President of the European Council António Costa has indicated that EU is open to the idea of more telecoms consolidation in Europe. Costa said that he had heard agreement that ‘in some sectors like telecom, we should allow for a degree of company consolidation to achieve the necessary levels of investment and innovation. This should be part of a kind of social contract’. Revised EU merger guidelines are expected to be published in April.

The Federal Communications Commission is imposing new national security reporting requirements across the US telecommunications sector. The aim is to address the risk of foreign control of FCC-issued licences.

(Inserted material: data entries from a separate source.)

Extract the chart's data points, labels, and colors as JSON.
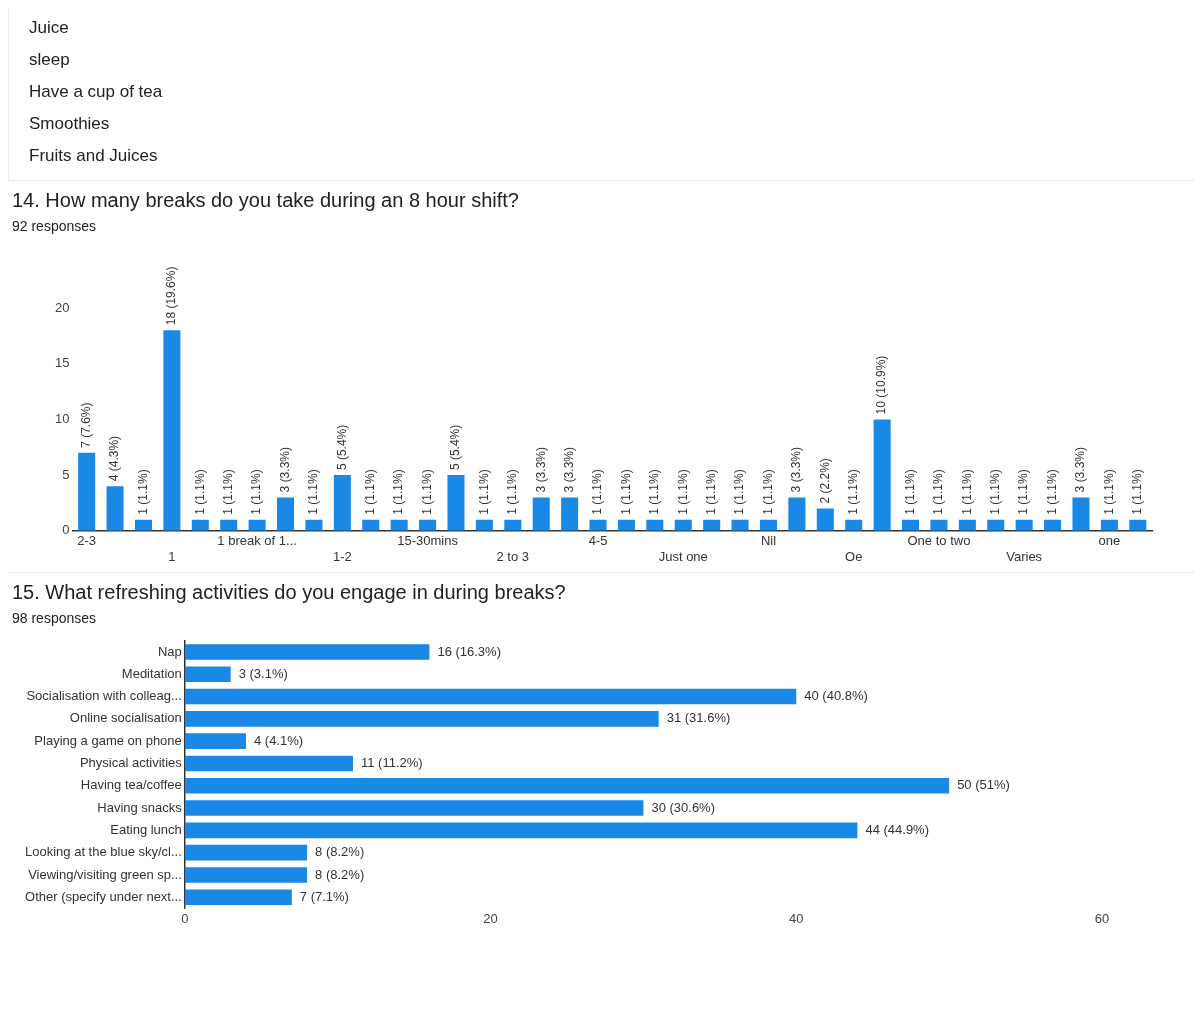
{
  "chart_data": [
    {
      "type": "other",
      "annotations": [
        "Juice",
        "sleep",
        "Have a cup of tea",
        "Smoothies",
        "Fruits and Juices"
      ]
    },
    {
      "type": "bar",
      "title": "14. How many breaks do you take during an 8 hour shift?",
      "subtitle": "92 responses",
      "categories": [
        "2-3",
        null,
        null,
        "1",
        null,
        null,
        "1 break of 1...",
        null,
        null,
        "1-2",
        null,
        null,
        "15-30mins",
        null,
        null,
        "2 to 3",
        null,
        null,
        "4-5",
        null,
        null,
        "Just one",
        null,
        null,
        "Nil",
        null,
        null,
        "Oe",
        null,
        null,
        "One to two",
        null,
        null,
        "Varies",
        null,
        null,
        "one",
        null
      ],
      "values": [
        7,
        4,
        1,
        18,
        1,
        1,
        1,
        3,
        1,
        5,
        1,
        1,
        1,
        5,
        1,
        1,
        3,
        3,
        1,
        1,
        1,
        1,
        1,
        1,
        1,
        3,
        2,
        1,
        10,
        1,
        1,
        1,
        1,
        1,
        1,
        3,
        1,
        1
      ],
      "value_labels": [
        "7 (7.6%)",
        "4 (4.3%)",
        "1 (1.1%)",
        "18 (19.6%)",
        "1 (1.1%)",
        "1 (1.1%)",
        "1 (1.1%)",
        "3 (3.3%)",
        "1 (1.1%)",
        "5 (5.4%)",
        "1 (1.1%)",
        "1 (1.1%)",
        "1 (1.1%)",
        "5 (5.4%)",
        "1 (1.1%)",
        "1 (1.1%)",
        "3 (3.3%)",
        "3 (3.3%)",
        "1 (1.1%)",
        "1 (1.1%)",
        "1 (1.1%)",
        "1 (1.1%)",
        "1 (1.1%)",
        "1 (1.1%)",
        "1 (1.1%)",
        "3 (3.3%)",
        "2 (2.2%)",
        "1 (1.1%)",
        "10 (10.9%)",
        "1 (1.1%)",
        "1 (1.1%)",
        "1 (1.1%)",
        "1 (1.1%)",
        "1 (1.1%)",
        "1 (1.1%)",
        "3 (3.3%)",
        "1 (1.1%)",
        "1 (1.1%)"
      ],
      "color": "#1a88e5",
      "ylim": [
        0,
        20
      ],
      "yticks": [
        0,
        5,
        10,
        15,
        20
      ]
    },
    {
      "type": "bar",
      "orientation": "horizontal",
      "title": "15. What refreshing activities do you engage in during breaks?",
      "subtitle": "98 responses",
      "categories": [
        "Nap",
        "Meditation",
        "Socialisation with colleag...",
        "Online socialisation",
        "Playing a game on phone",
        "Physical activities",
        "Having tea/coffee",
        "Having snacks",
        "Eating lunch",
        "Looking at the blue sky/cl...",
        "Viewing/visiting green sp...",
        "Other (specify under next..."
      ],
      "values": [
        16,
        3,
        40,
        31,
        4,
        11,
        50,
        30,
        44,
        8,
        8,
        7
      ],
      "value_labels": [
        "16 (16.3%)",
        "3 (3.1%)",
        "40 (40.8%)",
        "31 (31.6%)",
        "4 (4.1%)",
        "11 (11.2%)",
        "50 (51%)",
        "30 (30.6%)",
        "44 (44.9%)",
        "8 (8.2%)",
        "8 (8.2%)",
        "7 (7.1%)"
      ],
      "color": "#1a88e5",
      "xlim": [
        0,
        60
      ],
      "xticks": [
        0,
        20,
        40,
        60
      ]
    }
  ]
}
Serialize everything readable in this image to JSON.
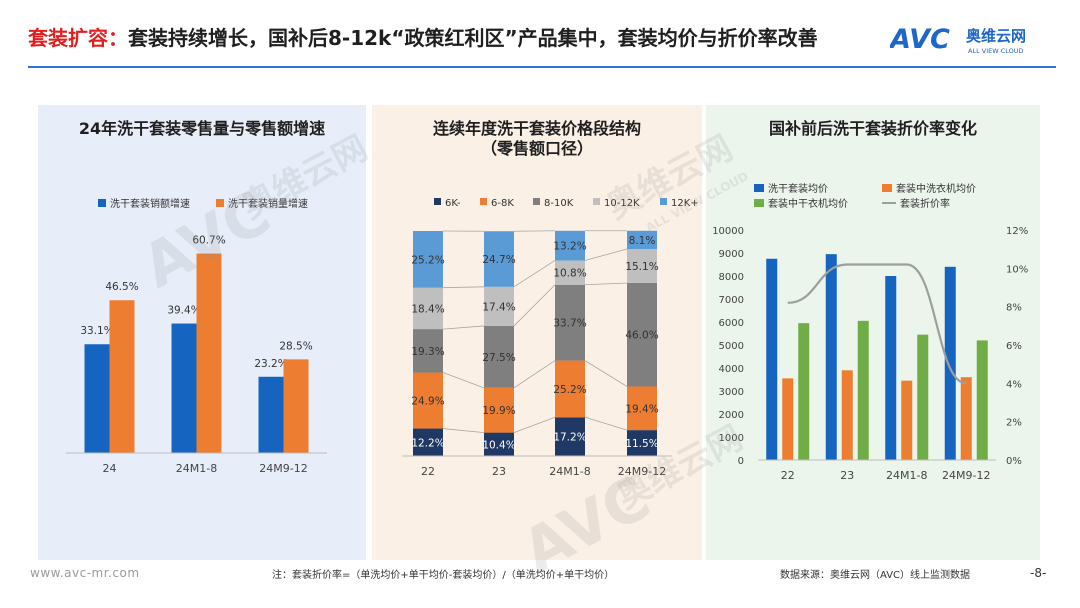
{
  "header": {
    "title_highlight": "套装扩容：",
    "title_rest": "套装持续增长，国补后8-12k“政策红利区”产品集中，套装均价与折价率改善",
    "logo_brand": "奥维云网",
    "logo_sub": "ALL VIEW CLOUD",
    "logo_mark": "AVC"
  },
  "colors": {
    "blue": "#1565c0",
    "orange": "#ed7d31",
    "green": "#70ad47",
    "gray": "#9e9e9e",
    "navy": "#1f3864",
    "mid_gray": "#7f7f7f",
    "light_gray": "#bfbfbf",
    "light_blue": "#5b9bd5",
    "rule": "#2e75d6",
    "title_red": "#e02020"
  },
  "watermark": {
    "brand": "奥维云网",
    "sub": "ALL VIEW CLOUD",
    "mark": "AVC"
  },
  "footer": {
    "website": "www.avc-mr.com",
    "note": "注：套装折价率=（单洗均价+单干均价-套装均价）/（单洗均价+单干均价）",
    "source": "数据来源：奥维云网（AVC）线上监测数据",
    "page": "-8-"
  },
  "chart_data": [
    {
      "type": "bar",
      "title": "24年洗干套装零售量与零售额增速",
      "categories": [
        "24",
        "24M1-8",
        "24M9-12"
      ],
      "series": [
        {
          "name": "洗干套装销额增速",
          "values": [
            33.1,
            39.4,
            23.2
          ],
          "labels": [
            "33.1%",
            "39.4%",
            "23.2%"
          ],
          "color": "#1565c0"
        },
        {
          "name": "洗干套装销量增速",
          "values": [
            46.5,
            60.7,
            28.5
          ],
          "labels": [
            "46.5%",
            "60.7%",
            "28.5%"
          ],
          "color": "#ed7d31"
        }
      ],
      "ylim": [
        0,
        70
      ],
      "grid": false,
      "legend": "top"
    },
    {
      "type": "bar",
      "stacked": true,
      "title": "连续年度洗干套装价格段结构",
      "subtitle": "（零售额口径）",
      "categories": [
        "22",
        "23",
        "24M1-8",
        "24M9-12"
      ],
      "series": [
        {
          "name": "6K-",
          "values": [
            12.2,
            10.4,
            17.2,
            11.5
          ],
          "labels": [
            "12.2%",
            "10.4%",
            "17.2%",
            "11.5%"
          ],
          "color": "#1f3864"
        },
        {
          "name": "6-8K",
          "values": [
            24.9,
            19.9,
            25.2,
            19.4
          ],
          "labels": [
            "24.9%",
            "19.9%",
            "25.2%",
            "19.4%"
          ],
          "color": "#ed7d31"
        },
        {
          "name": "8-10K",
          "values": [
            19.3,
            27.5,
            33.7,
            46.0
          ],
          "labels": [
            "19.3%",
            "27.5%",
            "33.7%",
            "46.0%"
          ],
          "color": "#7f7f7f"
        },
        {
          "name": "10-12K",
          "values": [
            18.4,
            17.4,
            10.8,
            15.1
          ],
          "labels": [
            "18.4%",
            "17.4%",
            "10.8%",
            "15.1%"
          ],
          "color": "#bfbfbf"
        },
        {
          "name": "12K+",
          "values": [
            25.2,
            24.7,
            13.2,
            8.1
          ],
          "labels": [
            "25.2%",
            "24.7%",
            "13.2%",
            "8.1%"
          ],
          "color": "#5b9bd5"
        }
      ],
      "ylim": [
        0,
        100
      ],
      "legend": "top"
    },
    {
      "type": "bar",
      "title": "国补前后洗干套装折价率变化",
      "categories": [
        "22",
        "23",
        "24M1-8",
        "24M9-12"
      ],
      "series": [
        {
          "name": "洗干套装均价",
          "values": [
            8750,
            8950,
            8000,
            8400
          ],
          "color": "#1565c0"
        },
        {
          "name": "套装中洗衣机均价",
          "values": [
            3550,
            3900,
            3450,
            3600
          ],
          "color": "#ed7d31"
        },
        {
          "name": "套装中干衣机均价",
          "values": [
            5950,
            6050,
            5450,
            5200
          ],
          "color": "#70ad47"
        },
        {
          "name": "套装折价率",
          "type": "line",
          "axis": "right",
          "values": [
            8.2,
            10.2,
            10.2,
            4.0
          ],
          "color": "#9e9e9e"
        }
      ],
      "ylim": [
        0,
        10000
      ],
      "yticks": [
        0,
        1000,
        2000,
        3000,
        4000,
        5000,
        6000,
        7000,
        8000,
        9000,
        10000
      ],
      "y2lim": [
        0,
        12
      ],
      "y2ticks": [
        "0%",
        "2%",
        "4%",
        "6%",
        "8%",
        "10%",
        "12%"
      ],
      "legend": "top"
    }
  ]
}
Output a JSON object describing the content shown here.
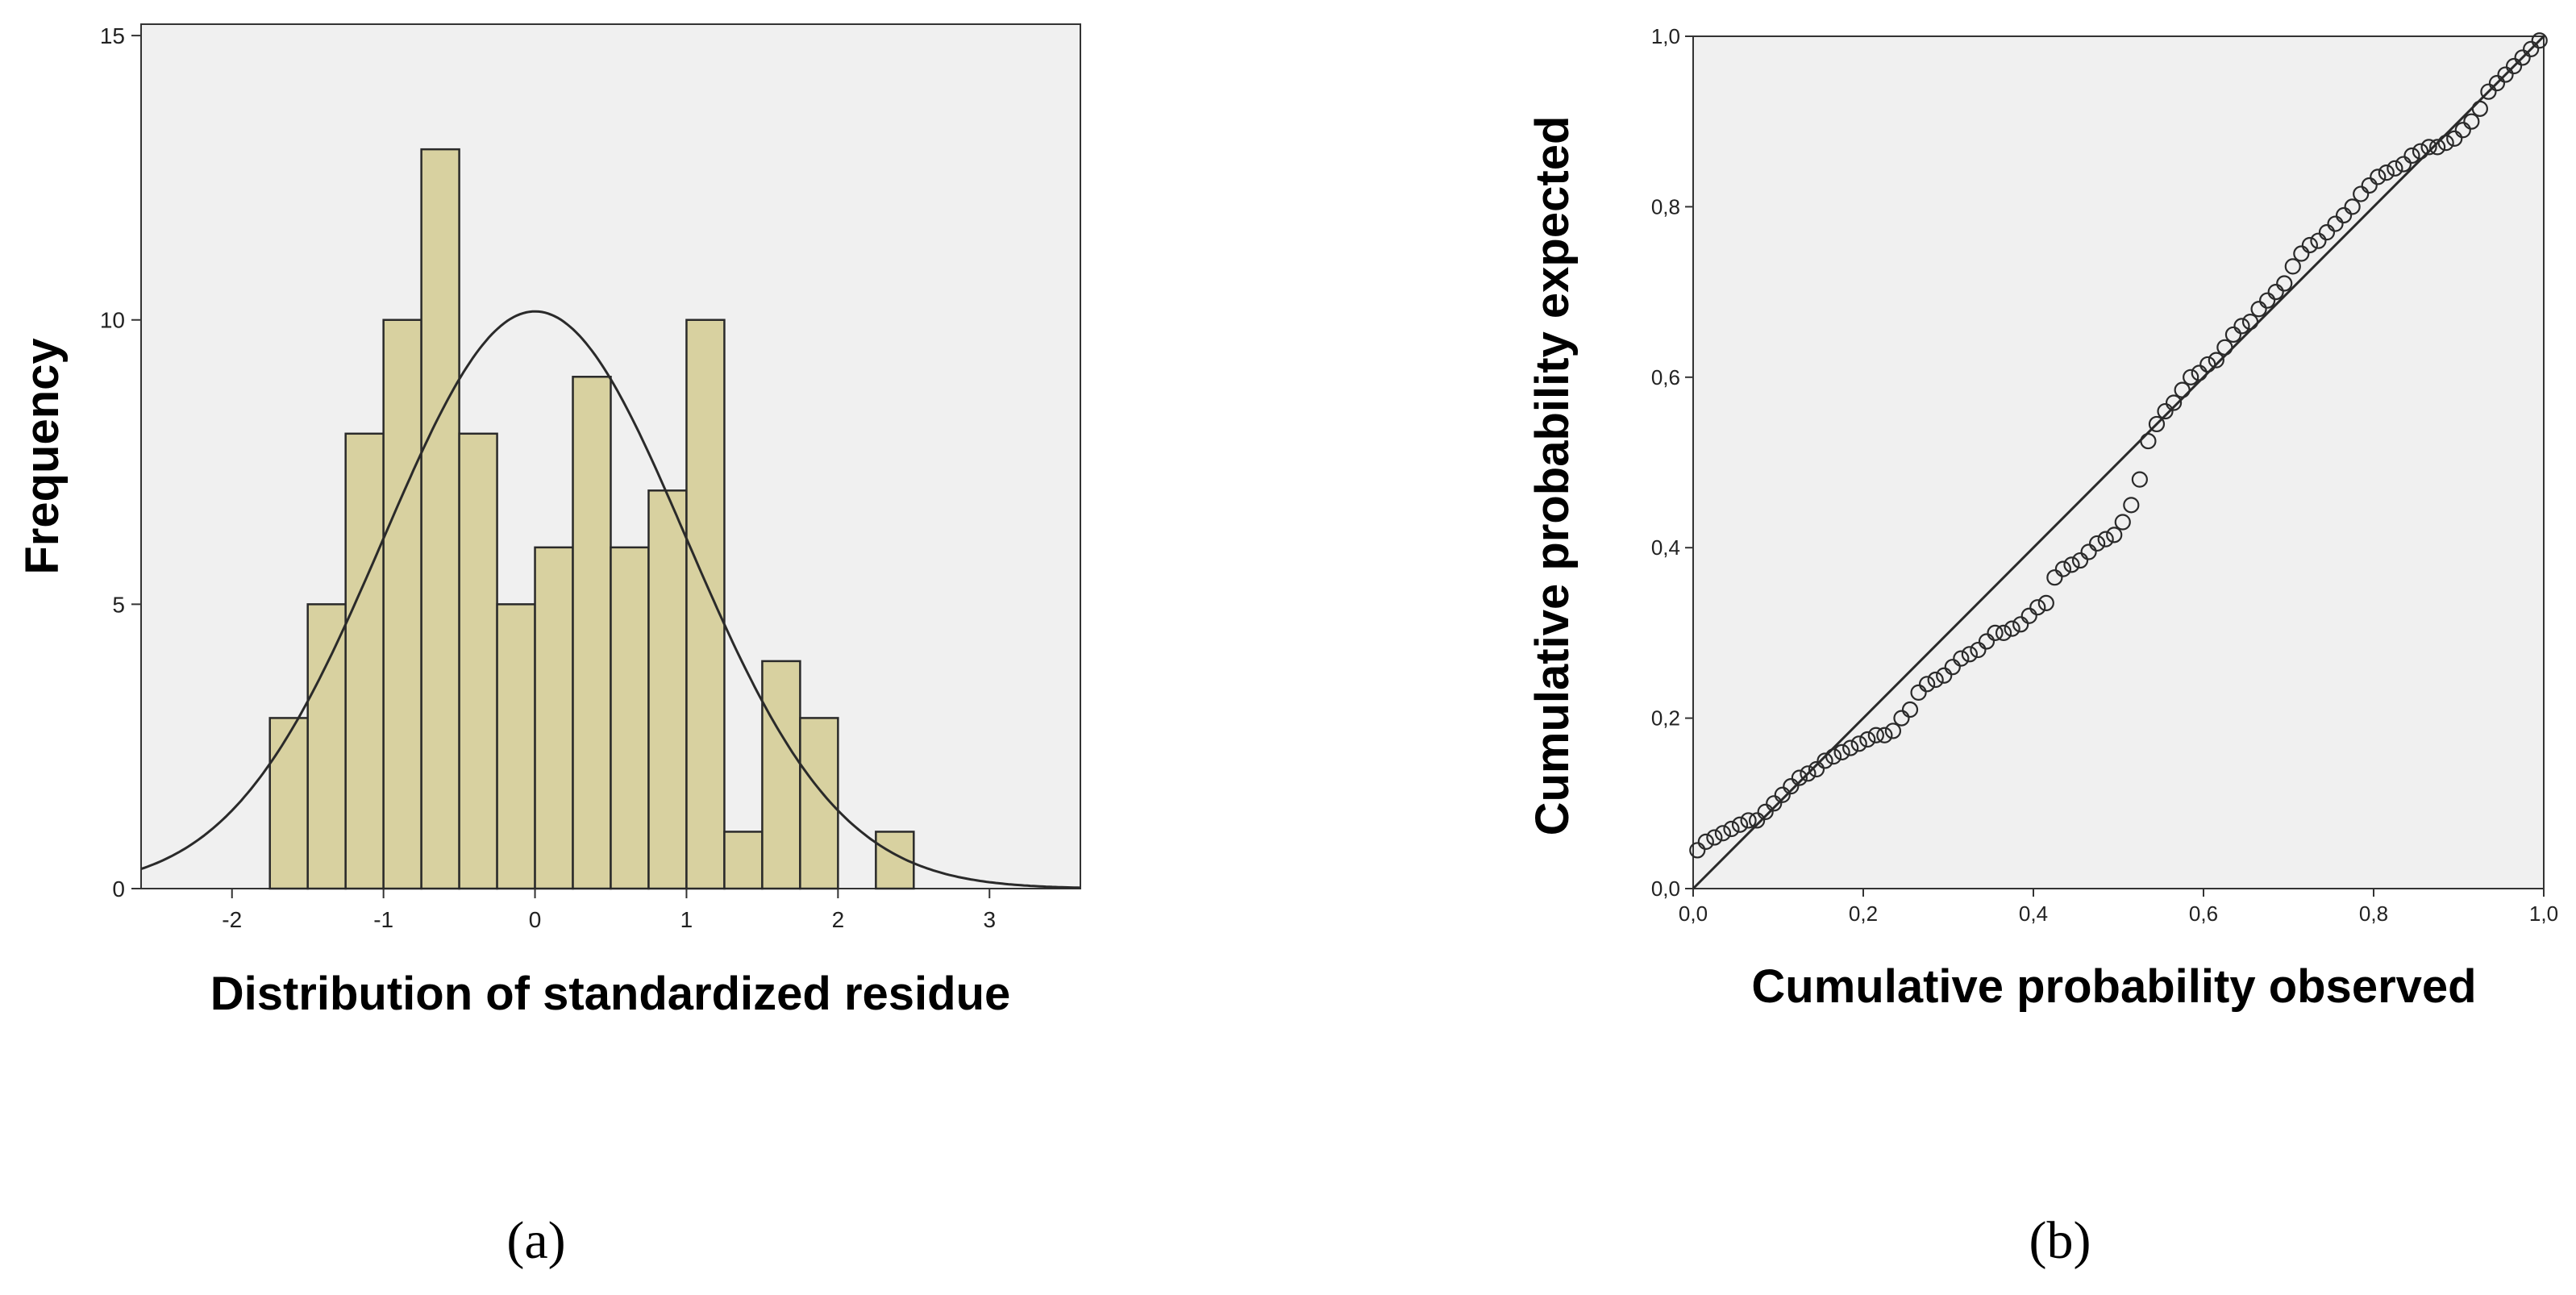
{
  "chart_data": [
    {
      "panel": "(a)",
      "type": "bar",
      "subtype": "histogram",
      "title": "",
      "xlabel": "Distribution of standardized residue",
      "ylabel": "Frequency",
      "xlim": [
        -2.6,
        3.6
      ],
      "ylim": [
        0,
        15.2
      ],
      "xticks": [
        -2,
        -1,
        0,
        1,
        2,
        3
      ],
      "xtick_labels": [
        "-2",
        "-1",
        "0",
        "1",
        "2",
        "3"
      ],
      "yticks": [
        0,
        5,
        10,
        15
      ],
      "ytick_labels": [
        "0",
        "5",
        "10",
        "15"
      ],
      "bin_width": 0.25,
      "bin_start": -1.75,
      "values": [
        3,
        5,
        8,
        10,
        13,
        8,
        5,
        6,
        9,
        6,
        7,
        10,
        1,
        4,
        3,
        0,
        1
      ],
      "normal_curve": {
        "mean": 0,
        "sd": 1,
        "peak": 10.15
      },
      "colors": {
        "bar": "#d8d1a0",
        "bar_edge": "#2a2a2a",
        "plot_bg": "#f0f0f0",
        "curve": "#2a2a2a"
      }
    },
    {
      "panel": "(b)",
      "type": "scatter",
      "subtype": "normal P-P plot",
      "title": "",
      "xlabel": "Cumulative probability observed",
      "ylabel": "Cumulative probability expected",
      "xlim": [
        0,
        1
      ],
      "ylim": [
        0,
        1
      ],
      "xticks": [
        0,
        0.2,
        0.4,
        0.6,
        0.8,
        1.0
      ],
      "xtick_labels": [
        "0,0",
        "0,2",
        "0,4",
        "0,6",
        "0,8",
        "1,0"
      ],
      "yticks": [
        0,
        0.2,
        0.4,
        0.6,
        0.8,
        1.0
      ],
      "ytick_labels": [
        "0,0",
        "0,2",
        "0,4",
        "0,6",
        "0,8",
        "1,0"
      ],
      "reference_line": [
        [
          0,
          0
        ],
        [
          1,
          1
        ]
      ],
      "points": {
        "x": [
          0.005,
          0.015,
          0.025,
          0.035,
          0.045,
          0.055,
          0.065,
          0.075,
          0.085,
          0.095,
          0.105,
          0.115,
          0.125,
          0.135,
          0.145,
          0.155,
          0.165,
          0.175,
          0.185,
          0.195,
          0.205,
          0.215,
          0.225,
          0.235,
          0.245,
          0.255,
          0.265,
          0.275,
          0.285,
          0.295,
          0.305,
          0.315,
          0.325,
          0.335,
          0.345,
          0.355,
          0.365,
          0.375,
          0.385,
          0.395,
          0.405,
          0.415,
          0.425,
          0.435,
          0.445,
          0.455,
          0.465,
          0.475,
          0.485,
          0.495,
          0.505,
          0.515,
          0.525,
          0.535,
          0.545,
          0.555,
          0.565,
          0.575,
          0.585,
          0.595,
          0.605,
          0.615,
          0.625,
          0.635,
          0.645,
          0.655,
          0.665,
          0.675,
          0.685,
          0.695,
          0.705,
          0.715,
          0.725,
          0.735,
          0.745,
          0.755,
          0.765,
          0.775,
          0.785,
          0.795,
          0.805,
          0.815,
          0.825,
          0.835,
          0.845,
          0.855,
          0.865,
          0.875,
          0.885,
          0.895,
          0.905,
          0.915,
          0.925,
          0.935,
          0.945,
          0.955,
          0.965,
          0.975,
          0.985,
          0.995
        ],
        "y": [
          0.045,
          0.055,
          0.06,
          0.065,
          0.07,
          0.075,
          0.08,
          0.08,
          0.09,
          0.1,
          0.11,
          0.12,
          0.13,
          0.135,
          0.14,
          0.15,
          0.155,
          0.16,
          0.165,
          0.17,
          0.175,
          0.18,
          0.18,
          0.185,
          0.2,
          0.21,
          0.23,
          0.24,
          0.245,
          0.25,
          0.26,
          0.27,
          0.275,
          0.28,
          0.29,
          0.3,
          0.3,
          0.305,
          0.31,
          0.32,
          0.33,
          0.335,
          0.365,
          0.375,
          0.38,
          0.385,
          0.395,
          0.405,
          0.41,
          0.415,
          0.43,
          0.45,
          0.48,
          0.525,
          0.545,
          0.56,
          0.57,
          0.585,
          0.6,
          0.605,
          0.615,
          0.62,
          0.635,
          0.65,
          0.66,
          0.665,
          0.68,
          0.69,
          0.7,
          0.71,
          0.73,
          0.745,
          0.755,
          0.76,
          0.77,
          0.78,
          0.79,
          0.8,
          0.815,
          0.825,
          0.835,
          0.84,
          0.845,
          0.85,
          0.86,
          0.865,
          0.87,
          0.87,
          0.875,
          0.88,
          0.89,
          0.9,
          0.915,
          0.935,
          0.945,
          0.955,
          0.965,
          0.975,
          0.985,
          0.995
        ]
      },
      "colors": {
        "plot_bg": "#f0f0f0",
        "marker_edge": "#2a2a2a",
        "line": "#2a2a2a"
      }
    }
  ]
}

Any entity under ‘FAC’ (foreign adversary control) will have to make specific disclosures to the FCC and be held to ongoing reporting obligations.

AI will be a bubble unless benefits spread beyond tech companies, according to Microsoft Chief Executive Satya Nadella. He warned that the long term success of artificial intelligence technology depends on it being used by a broad range of industries and in the developed world. Speaking at the World Economic Forum in Davos, he said that ‘a tell-tale sign of if it’s a bubble’ would be if only tech groups were benefitting from the rise of AI.

OpenAI has announced that it will begin showing ads in the free and lower-priced tiers of its ChatGPT platform for some users in the US as the company seeks to increase revenues to fund its datacentres . The company says the advertising won’t affect any of ChatGPT’s answers, nor will data be shared with marketers.

Setting up the digital euro will cost European banks between 4 and 6 billion euros over four years, according to a European Central Bank governing council member. Piero Cipollone also said that the ECB would incur set-up costs of 1.3 billion euros and operational costs of c.300 million euros per year. The digital euro is seen as a way of keeping public money relevant in a digital economy and curb Europe’s fragmentary payments landscape, as well as restrict the role of non-EU providers.

The UK government has announced new laws as part of a wider crackdown on violence against women and girls. The plans impose a number of obligations on tech companies, including a requirement to take down abusive images from the internet within 48 hours and to detect and remove intimate images shared without content. Failure to act could result in services being blocked and fines of up to 10 per cent of worldwide revenue.

President Karol Nawrocki has vetoed legislation designed to enable the implementation of the Digital Services Act (DSA)  in Poland, despite the bill having been adopted by parliament at the end of 2025. Nawrocki says that the bill gives excessive powers to government officials to decide what content is allowed online, arguing that there is insufficient judicial oversight.